テスラが廉価モデル「モデル3」の量産に苦戦し「プロダクション・ヘル(生産地獄)」に嵌まり込んでいた2017年、米国の著名なベンチャー投資家はこういった。
「われわれは鼻血が出そうな損失、涙が出そうなキャッシュ・バーン(現金燃焼)、頻繁に公表される胸が躍るようなニュースに慣れっこになっている」
3ヵ月ごとに3000億~4000億円を「燃やしていた」とされる、あの頃のテスラに比べれば、今の楽天グループの赤字など「可愛いもの」とさえ言える。

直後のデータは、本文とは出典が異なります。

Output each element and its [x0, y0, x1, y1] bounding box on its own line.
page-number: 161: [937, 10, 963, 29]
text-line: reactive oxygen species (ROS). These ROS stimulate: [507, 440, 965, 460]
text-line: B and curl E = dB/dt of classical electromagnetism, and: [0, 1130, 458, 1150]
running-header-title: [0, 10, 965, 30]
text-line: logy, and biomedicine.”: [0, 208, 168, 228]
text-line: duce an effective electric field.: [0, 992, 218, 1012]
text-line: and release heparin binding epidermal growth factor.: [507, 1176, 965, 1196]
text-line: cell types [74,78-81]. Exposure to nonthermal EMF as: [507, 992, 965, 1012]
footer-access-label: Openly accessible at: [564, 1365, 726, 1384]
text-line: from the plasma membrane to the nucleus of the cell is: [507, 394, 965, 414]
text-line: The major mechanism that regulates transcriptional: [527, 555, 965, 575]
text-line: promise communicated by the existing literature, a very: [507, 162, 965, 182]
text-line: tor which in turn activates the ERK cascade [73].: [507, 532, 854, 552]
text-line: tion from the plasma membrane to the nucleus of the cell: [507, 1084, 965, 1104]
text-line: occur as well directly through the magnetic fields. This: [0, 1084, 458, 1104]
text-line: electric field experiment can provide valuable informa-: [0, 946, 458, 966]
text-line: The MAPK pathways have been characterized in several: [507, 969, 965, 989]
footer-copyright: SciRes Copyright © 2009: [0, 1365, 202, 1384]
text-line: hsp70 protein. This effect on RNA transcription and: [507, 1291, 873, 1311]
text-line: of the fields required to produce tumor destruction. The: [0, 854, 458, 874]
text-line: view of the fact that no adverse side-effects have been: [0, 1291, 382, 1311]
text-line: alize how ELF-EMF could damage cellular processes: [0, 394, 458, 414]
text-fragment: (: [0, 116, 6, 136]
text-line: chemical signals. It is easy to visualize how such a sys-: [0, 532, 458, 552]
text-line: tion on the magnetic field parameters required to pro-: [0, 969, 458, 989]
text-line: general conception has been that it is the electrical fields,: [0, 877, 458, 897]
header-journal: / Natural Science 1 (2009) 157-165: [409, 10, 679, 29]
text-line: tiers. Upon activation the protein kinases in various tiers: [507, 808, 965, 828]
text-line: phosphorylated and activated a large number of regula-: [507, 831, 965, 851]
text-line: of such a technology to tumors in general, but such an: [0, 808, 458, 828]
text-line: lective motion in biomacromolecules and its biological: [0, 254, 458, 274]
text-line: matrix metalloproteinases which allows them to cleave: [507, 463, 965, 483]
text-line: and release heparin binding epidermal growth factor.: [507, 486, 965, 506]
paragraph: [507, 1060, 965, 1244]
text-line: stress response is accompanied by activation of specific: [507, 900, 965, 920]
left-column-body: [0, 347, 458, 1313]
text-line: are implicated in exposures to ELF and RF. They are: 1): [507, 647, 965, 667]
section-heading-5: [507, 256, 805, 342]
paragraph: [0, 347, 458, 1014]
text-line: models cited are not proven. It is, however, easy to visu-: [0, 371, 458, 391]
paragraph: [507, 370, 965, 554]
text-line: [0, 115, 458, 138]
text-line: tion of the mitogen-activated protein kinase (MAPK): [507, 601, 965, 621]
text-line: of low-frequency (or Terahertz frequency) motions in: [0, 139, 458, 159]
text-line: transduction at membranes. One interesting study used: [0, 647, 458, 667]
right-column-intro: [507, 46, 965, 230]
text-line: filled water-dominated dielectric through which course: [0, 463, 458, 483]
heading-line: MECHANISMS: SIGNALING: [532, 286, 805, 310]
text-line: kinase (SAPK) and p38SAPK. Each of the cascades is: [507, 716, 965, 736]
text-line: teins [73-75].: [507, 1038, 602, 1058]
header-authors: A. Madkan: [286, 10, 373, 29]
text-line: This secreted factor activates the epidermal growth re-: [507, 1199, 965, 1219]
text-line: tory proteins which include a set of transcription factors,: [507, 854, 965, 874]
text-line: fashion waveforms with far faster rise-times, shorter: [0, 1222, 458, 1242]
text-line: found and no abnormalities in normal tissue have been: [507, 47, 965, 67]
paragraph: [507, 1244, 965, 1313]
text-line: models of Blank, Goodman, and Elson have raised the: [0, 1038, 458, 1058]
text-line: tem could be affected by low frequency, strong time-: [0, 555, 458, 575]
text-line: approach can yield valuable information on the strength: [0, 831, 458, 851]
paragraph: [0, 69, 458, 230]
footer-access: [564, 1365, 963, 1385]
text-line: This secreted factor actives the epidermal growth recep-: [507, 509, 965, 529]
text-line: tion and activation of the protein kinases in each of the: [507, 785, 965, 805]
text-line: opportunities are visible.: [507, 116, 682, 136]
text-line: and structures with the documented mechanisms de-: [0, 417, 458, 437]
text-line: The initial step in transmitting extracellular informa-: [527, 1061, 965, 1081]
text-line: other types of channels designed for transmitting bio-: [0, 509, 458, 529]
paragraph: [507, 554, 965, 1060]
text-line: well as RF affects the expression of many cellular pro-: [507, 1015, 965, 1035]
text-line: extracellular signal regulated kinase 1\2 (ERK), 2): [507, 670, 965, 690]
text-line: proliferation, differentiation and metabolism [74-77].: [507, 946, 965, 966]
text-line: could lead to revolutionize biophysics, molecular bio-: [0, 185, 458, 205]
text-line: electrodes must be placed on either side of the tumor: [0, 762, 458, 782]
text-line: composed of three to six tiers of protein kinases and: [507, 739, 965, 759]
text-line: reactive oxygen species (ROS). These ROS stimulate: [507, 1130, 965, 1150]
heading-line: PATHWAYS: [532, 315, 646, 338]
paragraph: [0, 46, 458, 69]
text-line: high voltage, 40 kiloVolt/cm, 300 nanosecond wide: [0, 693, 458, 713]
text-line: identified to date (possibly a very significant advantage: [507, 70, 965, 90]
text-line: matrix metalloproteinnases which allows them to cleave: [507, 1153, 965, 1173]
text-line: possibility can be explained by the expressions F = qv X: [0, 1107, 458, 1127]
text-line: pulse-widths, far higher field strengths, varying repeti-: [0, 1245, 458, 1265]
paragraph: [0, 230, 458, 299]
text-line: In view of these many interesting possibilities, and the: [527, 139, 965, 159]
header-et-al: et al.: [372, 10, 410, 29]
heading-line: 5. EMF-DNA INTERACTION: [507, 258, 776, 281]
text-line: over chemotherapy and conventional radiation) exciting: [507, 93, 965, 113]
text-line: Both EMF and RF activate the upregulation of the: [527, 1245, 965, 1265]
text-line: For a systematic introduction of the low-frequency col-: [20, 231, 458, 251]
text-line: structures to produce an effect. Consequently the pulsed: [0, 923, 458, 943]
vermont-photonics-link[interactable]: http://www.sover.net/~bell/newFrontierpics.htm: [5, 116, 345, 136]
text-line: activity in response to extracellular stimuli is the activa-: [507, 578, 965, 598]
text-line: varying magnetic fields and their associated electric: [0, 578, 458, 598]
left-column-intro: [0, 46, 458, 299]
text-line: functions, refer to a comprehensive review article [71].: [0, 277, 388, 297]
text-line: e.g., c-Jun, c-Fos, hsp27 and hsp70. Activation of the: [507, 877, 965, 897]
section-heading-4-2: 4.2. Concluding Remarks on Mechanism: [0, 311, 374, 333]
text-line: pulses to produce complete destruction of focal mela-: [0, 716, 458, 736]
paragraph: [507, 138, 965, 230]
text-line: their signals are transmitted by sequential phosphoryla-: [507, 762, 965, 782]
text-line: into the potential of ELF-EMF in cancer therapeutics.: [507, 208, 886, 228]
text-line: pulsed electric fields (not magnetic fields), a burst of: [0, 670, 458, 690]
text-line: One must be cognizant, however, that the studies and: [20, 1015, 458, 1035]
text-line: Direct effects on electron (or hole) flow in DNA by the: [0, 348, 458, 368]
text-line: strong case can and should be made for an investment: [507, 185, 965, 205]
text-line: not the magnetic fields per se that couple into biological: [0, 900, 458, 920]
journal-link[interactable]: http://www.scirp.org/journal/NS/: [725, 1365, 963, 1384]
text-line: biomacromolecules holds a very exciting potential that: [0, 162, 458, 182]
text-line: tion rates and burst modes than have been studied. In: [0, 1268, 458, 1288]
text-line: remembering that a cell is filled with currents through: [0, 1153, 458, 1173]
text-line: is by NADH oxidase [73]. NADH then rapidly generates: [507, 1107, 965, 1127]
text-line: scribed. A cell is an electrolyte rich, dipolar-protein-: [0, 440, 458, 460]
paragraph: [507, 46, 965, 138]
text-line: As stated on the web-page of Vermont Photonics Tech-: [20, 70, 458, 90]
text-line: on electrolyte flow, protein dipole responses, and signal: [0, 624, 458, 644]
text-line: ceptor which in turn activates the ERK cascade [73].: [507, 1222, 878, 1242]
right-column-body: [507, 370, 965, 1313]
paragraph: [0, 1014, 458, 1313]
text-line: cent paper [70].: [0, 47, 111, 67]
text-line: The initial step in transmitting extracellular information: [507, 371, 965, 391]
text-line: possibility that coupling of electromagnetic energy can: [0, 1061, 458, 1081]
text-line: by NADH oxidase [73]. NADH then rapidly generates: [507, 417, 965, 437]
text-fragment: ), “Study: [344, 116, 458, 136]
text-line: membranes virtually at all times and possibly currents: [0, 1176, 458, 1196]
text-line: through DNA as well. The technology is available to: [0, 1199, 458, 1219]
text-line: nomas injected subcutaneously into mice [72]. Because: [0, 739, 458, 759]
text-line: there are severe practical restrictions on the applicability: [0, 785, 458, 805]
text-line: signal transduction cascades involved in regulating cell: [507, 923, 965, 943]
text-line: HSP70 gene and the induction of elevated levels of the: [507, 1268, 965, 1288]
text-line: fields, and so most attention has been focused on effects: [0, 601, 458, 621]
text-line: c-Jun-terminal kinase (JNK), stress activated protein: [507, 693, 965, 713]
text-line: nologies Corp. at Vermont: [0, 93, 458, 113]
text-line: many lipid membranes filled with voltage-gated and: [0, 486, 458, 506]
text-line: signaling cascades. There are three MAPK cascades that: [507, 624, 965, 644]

全国に7万局の基地局を開設し、販売・サービス体制を整える。全国を網羅する携帯ネットワークをゼロから作っているのだから、最初の数年が大赤字になるのは当たり前だ。
「今年が山場かな」
2022年度、国内ECの営業損益は前期比36.6%増の956億円の黒字、「楽天カード」に代表されるフィンテック事業の営業損益も10.8%増の987億円の黒字。ひとつのプロジェクトが完成してキャッシュが手に入るまで何年もかかるゼネコンなどと違い、ECもフィンテックも日銭が入る商売なので、利払いに詰まることはまずない。貸し手からすれば、取りはぐれの少ないビジネスだ。
それでも銀行出身で用心深い三木谷は、外部からの出資受け入れや、楽天銀行の上場などで資本を分厚くしようとしている。
「今年(2023年)が山場かな」
苦しい資金繰りを強いられるのは2023年度まで、と三木谷は言う。その後は、設備投資が一段落し、自社のアンテナが届かない場所でKDDIのアンテナを借りている「ローミング」のコストも劇的に下がる。そして海外の通信会社に「完全仮想化」の技術が売れ始める。
楽天シンフォニーは3月1日、サウジアラビアの通信大手ザインKSAと携帯ネットワーク仮想化技術での提携を発表した。MWCの期間中、日本メディアのぶら下がり取材を受けた三木谷は、楽天シンフォニーの受注残高が4500億円に達していることを明かした。
さらに今回、三木谷はバルセロナに滞在した3日間で北米、欧州、中東、アジアの通信大手14社と商談をこなした。三木谷以外の幹部が対応した案件を加えれば100社以上とコンタクトした。やがてこれらの商談の中からも新たな成果が生まれてくる。